Он был ее самым лучшим другом. Где они только не были, о чем только не разговаривали. Наташка уже ходила в школу, у нее были уроки, всякие кружки, подружки, поэтому чаще всего Люська с дедом проводили время вдвоем. Отец, уволившись из НИИ, все время что-то покупал, что-то продавал, постоянно куда-то уезжал. «У папы бизнес», — таинственно говорила мама. У мамы, которая не работала, жизнь тоже была загадочной. Обычно она спала до обеда, а вечером надевала красивые платья, рисовала на лице какую-то чужую тетку, душилась сладкими духами и исчезала.
Но Люську все это нисколько не огорчало. С дедом ей было лучше всего. Он знал в Ленинграде каждую улицу, каждый дом, каждый памятник. Они гуляли, и дед рассказывал ей о них чудесные, волшебные, захватывающие истории, которые Люська потом будет пересказывать туристам, неизменно приводя их в восторг.

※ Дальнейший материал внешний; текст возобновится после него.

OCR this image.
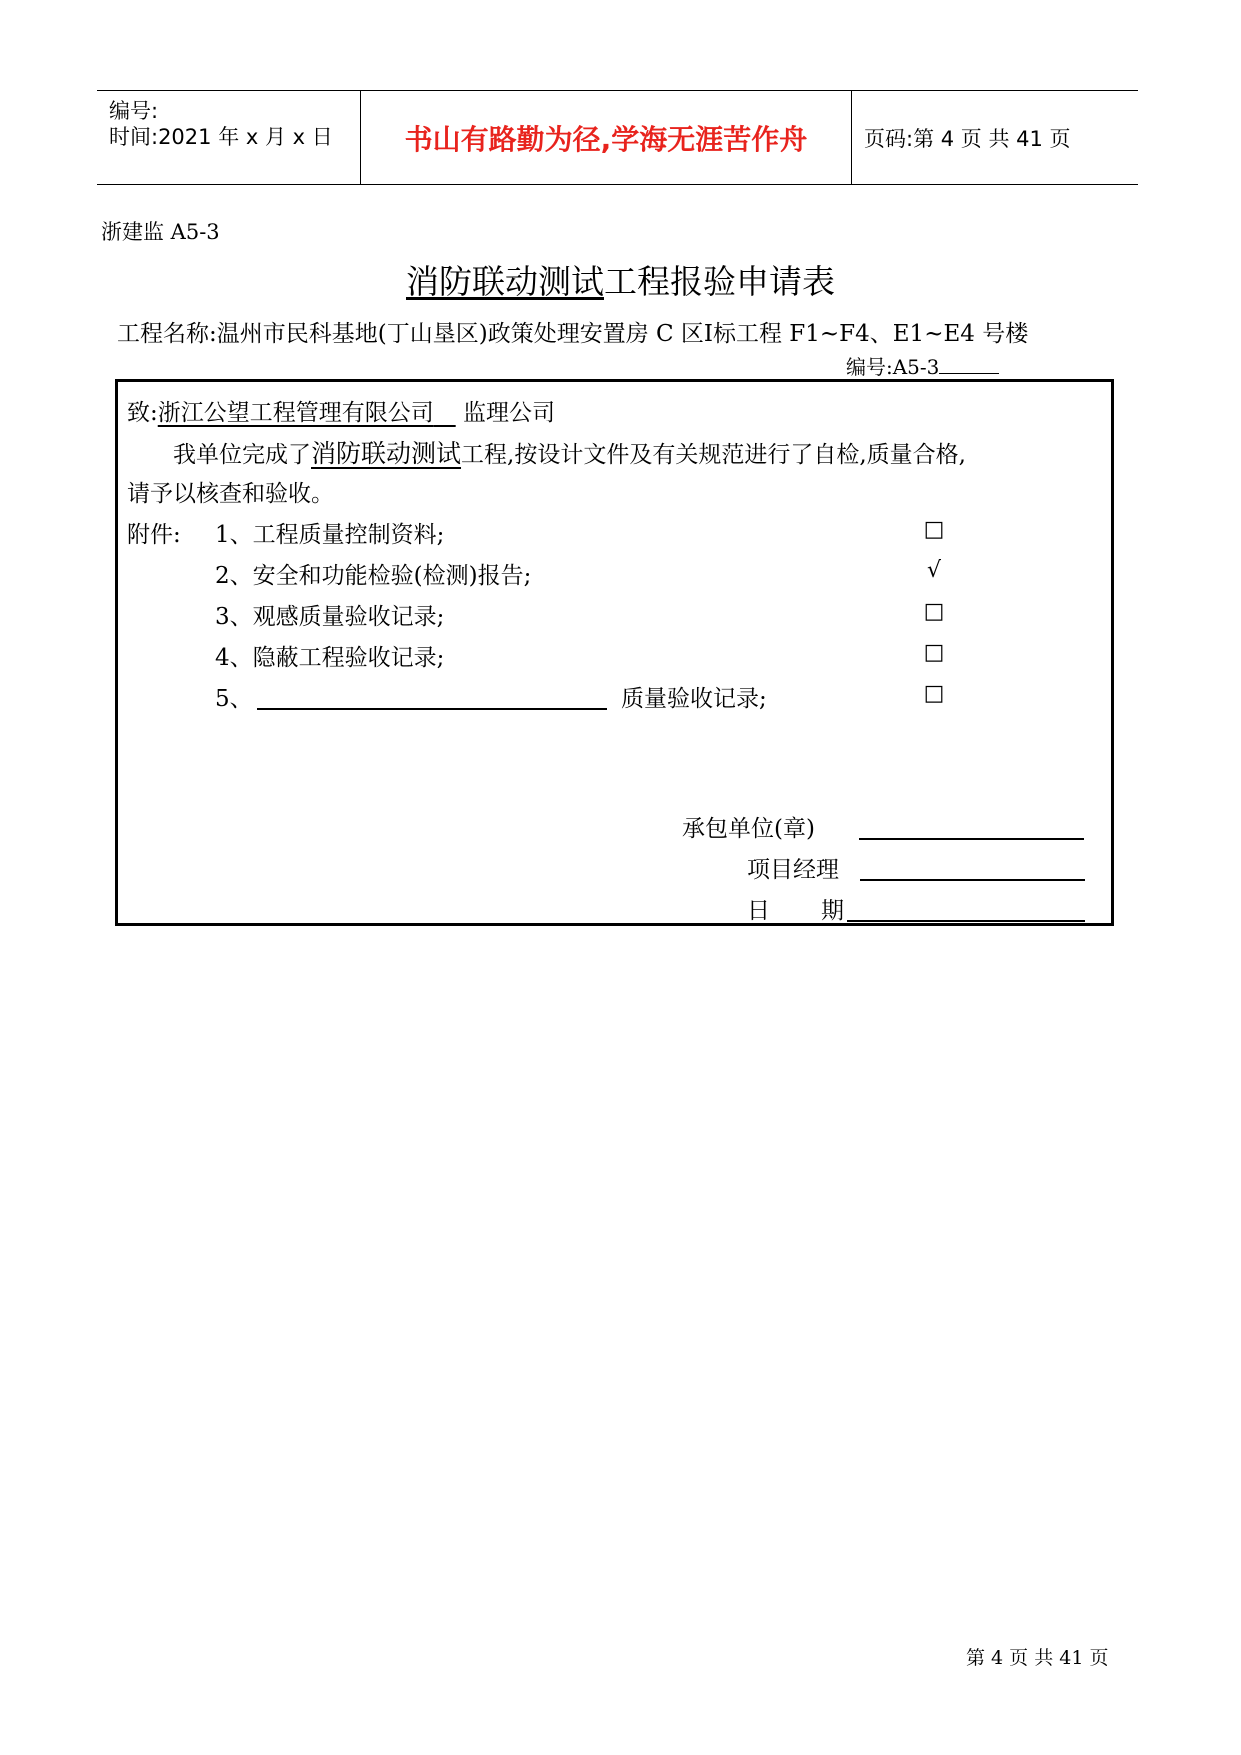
编号:
时间:2021 年 x 月 x 日	书山有路勤为径,学海无涯苦作舟	页码:第 4 页 共 41 页
浙建监 A5-3
消防联动测试工程报验申请表
工程名称:温州市民科基地(丁山垦区)政策处理安置房 C 区Ⅰ标工程 F1~F4、E1~E4 号楼
编号:A5-3
致:浙江公望工程管理有限公司 监理公司
我单位完成了消防联动测试工程,按设计文件及有关规范进行了自检,质量合格,
请予以核查和验收。
附件: 1、工程质量控制资料;	□
2、安全和功能检验(检测)报告;	√
3、观感质量验收记录;	□
4、隐蔽工程验收记录;	□
5、	质量验收记录;	□
承包单位(章)
项目经理
日 期
第 4 页 共 41 页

А еще дед свободно говорил по-французски и учил ее, иногда они целый день могли говорить только на этом языке. «Может быть, когда-нибудь мы с тобой поедем в Париж», — говорил он и рассказывал об этом удивительном городе, где когда-то несколько лет прожил со своими родителями. В Париж Люська — уже Люси — попала только через четверть века, с Питером. И этот город, о котором мечталось с детства, отозвался в ней такой болью и тоской, словно она потеряла деда только что.